Search code examples
pythonscikit-learndecision-tree

How can I create a scikit-learn tree by hand?


For testing some code I want to be able to create a sklearn.tree._tree.Tree by hand, rather than by fitting to some data.

For concreteness let's say I want a tree that classifies points in the real line into intervals (-infinity, 5], (5,6] or (6,infinity). I want the tree shaped like

----0----
|        |
|     ---2---
|     |      |
1     3      4

where node 0 splits the real line at 5 and node 2 splits the real line at 6.

How to do this? I see that trees have a __setstate__ method, and looking at the output of __getstate__ it looks like I need something like

state = {
        'n_features_': 1,
        'max_depth': 2,
        'node_count': 5,
        'nodes': np.array([(1 ,   2,  0,  5., 0.375, 3, 3.),
                           (-1,  -1,  0, -2., 0.   , 1, 1.),
                           (3 ,   4,  0,  6., 0.,  , 2, 2.),
                           (-1,  -1,  0, -2., 0.,  , 1, 1.),
                           (-1,  -1,  0, -2., 0.,  , 1, 1.),
                           ],
                          dtype=[('left_child', '<i8'), ('right_child', '<i8'), ('feature', '<i8'),('threshold', '<f8'), ('impurity', '<f8'), ('n_node_samples', '<i8'), ('weighted_n_node_samples', '<f8')]),
}

But I don't really understand what these parameters mean and in any case I don't see how to initialize a tree with this state in the first place.


Solution

  • After hours of trying to change by hand nodes. I found a solution. Indeed, you are right. By using the setstate you can do tree customization.

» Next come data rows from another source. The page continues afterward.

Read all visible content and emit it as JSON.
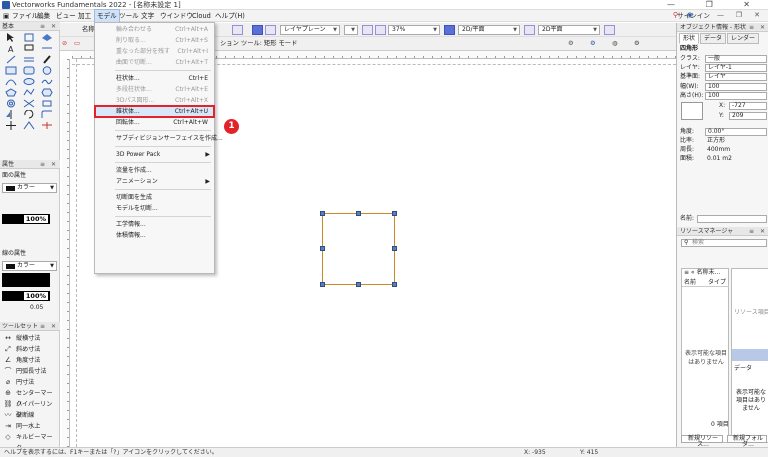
{
  "window": {
    "title": "Vectorworks Fundamentals 2022 - [名称未設定 1]",
    "controls": "— ❐ ✕"
  },
  "menubar": {
    "items": [
      "ファイル",
      "編集",
      "ビュー",
      "加工",
      "モデル",
      "ツール",
      "文字",
      "ウインドウ",
      "Cloud",
      "ヘルプ(H)"
    ],
    "active_index": 4,
    "signin": "サインイン"
  },
  "toolbar": {
    "class_label": "名称",
    "layer_value": "レイヤプレーン",
    "zoom_value": "37%",
    "view_value": "2D/平面",
    "render_value": "2D平面",
    "mode_text": "ション ツール: 矩形 モード"
  },
  "left_palette": {
    "basic_title": "基本",
    "attr_title": "属性",
    "fill_label": "面の属性",
    "fill_type": "カラー",
    "fill_opacity": "100%",
    "line_label": "線の属性",
    "line_type": "カラー",
    "line_opacity": "100%",
    "line_weight": "0.05",
    "toolset_title": "ツールセット",
    "toolset_items": [
      {
        "label": "縦横寸法",
        "icon": "↔"
      },
      {
        "label": "斜め寸法",
        "icon": "⤢"
      },
      {
        "label": "角度寸法",
        "icon": "∠"
      },
      {
        "label": "円弧長寸法",
        "icon": "⌒"
      },
      {
        "label": "円寸法",
        "icon": "⌀"
      },
      {
        "label": "センターマーク",
        "icon": "⊕"
      },
      {
        "label": "ハイパーリンク",
        "icon": "⛓"
      },
      {
        "label": "破断線",
        "icon": "〰"
      },
      {
        "label": "同一水上",
        "icon": "⇥"
      },
      {
        "label": "キルビーマーク",
        "icon": "◇"
      }
    ]
  },
  "model_menu": {
    "items": [
      {
        "label": "輪み合わせる",
        "shortcut": "Ctrl+Alt+A",
        "enabled": false
      },
      {
        "label": "削り取る...",
        "shortcut": "Ctrl+Alt+S",
        "enabled": false
      },
      {
        "label": "重なった部分を残す",
        "shortcut": "Ctrl+Alt+I",
        "enabled": false
      },
      {
        "label": "曲面で切断...",
        "shortcut": "Ctrl+Alt+T",
        "enabled": false
      },
      {
        "sep": true
      },
      {
        "label": "柱状体...",
        "shortcut": "Ctrl+E",
        "enabled": true
      },
      {
        "label": "多段柱状体...",
        "shortcut": "Ctrl+Alt+E",
        "enabled": false
      },
      {
        "label": "3Dパス図形...",
        "shortcut": "Ctrl+Alt+X",
        "enabled": false
      },
      {
        "label": "錐状体...",
        "shortcut": "Ctrl+Alt+U",
        "enabled": true,
        "highlighted": true
      },
      {
        "label": "回転体...",
        "shortcut": "Ctrl+Alt+W",
        "enabled": true
      },
      {
        "sep": true
      },
      {
        "label": "サブディビジョンサーフェイスを作成...",
        "shortcut": "",
        "enabled": true
      },
      {
        "sep": true
      },
      {
        "label": "3D Power Pack",
        "shortcut": "",
        "enabled": true,
        "submenu": true
      },
      {
        "sep": true
      },
      {
        "label": "流量を作成...",
        "shortcut": "",
        "enabled": true
      },
      {
        "label": "アニメーション",
        "shortcut": "",
        "enabled": true,
        "submenu": true
      },
      {
        "sep": true
      },
      {
        "label": "切断面を生成",
        "shortcut": "",
        "enabled": true
      },
      {
        "label": "モデルを切断...",
        "shortcut": "",
        "enabled": true
      },
      {
        "sep": true
      },
      {
        "label": "工学情報...",
        "shortcut": "",
        "enabled": true
      },
      {
        "label": "体積情報...",
        "shortcut": "",
        "enabled": true
      }
    ]
  },
  "step_badge": "1",
  "obj_info": {
    "title": "オブジェクト情報 - 形状",
    "tabs": [
      "形状",
      "データ",
      "レンダー"
    ],
    "shape": "四角形",
    "class_label": "クラス:",
    "class_value": "一般",
    "layer_label": "レイヤ:",
    "layer_value": "レイヤ-1",
    "plane_label": "基準面:",
    "plane_value": "レイヤ",
    "width_label": "幅(W):",
    "width_value": "100",
    "height_label": "高さ(H):",
    "height_value": "100",
    "x_label": "X:",
    "x_value": "-727",
    "y_label": "Y:",
    "y_value": "209",
    "angle_label": "角度:",
    "angle_value": "0.00°",
    "ratio_label": "比率:",
    "ratio_value": "正方形",
    "perimeter_label": "周長:",
    "perimeter_value": "400mm",
    "area_label": "面積:",
    "area_value": "0.01 m2",
    "name_label": "名前:"
  },
  "resource": {
    "title": "リソースマネージャ",
    "search_placeholder": "検索",
    "folder_label": "名称未...",
    "col_name": "名前",
    "col_type": "タイプ",
    "empty_msg": "表示可能な項目はありません",
    "right_msg": "リソース項目が",
    "data_label": "データ",
    "data_msg": "表示可能な項目はありません",
    "count": "0 項目",
    "new_btn": "新規リソース...",
    "new_folder_btn": "新規フォルダ..."
  },
  "status": {
    "help": "ヘルプを表示するには、F1キーまたは「?」アイコンをクリックしてください。",
    "x": "X: -935",
    "y": "Y: 415"
  }
}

The 'node' key must be as follows:

    • numpy array of tuples
    • each tuple must be like the following: (left_child[i], right_child[i], feature[i], threshold[i], impurity[i], n_node_samples[i], weighted_n_node_samples[i])

    The -1 (for left/right child) & -2 (for feature) represents leafs.

    When training a classifier, you'll have other another key: 'value'.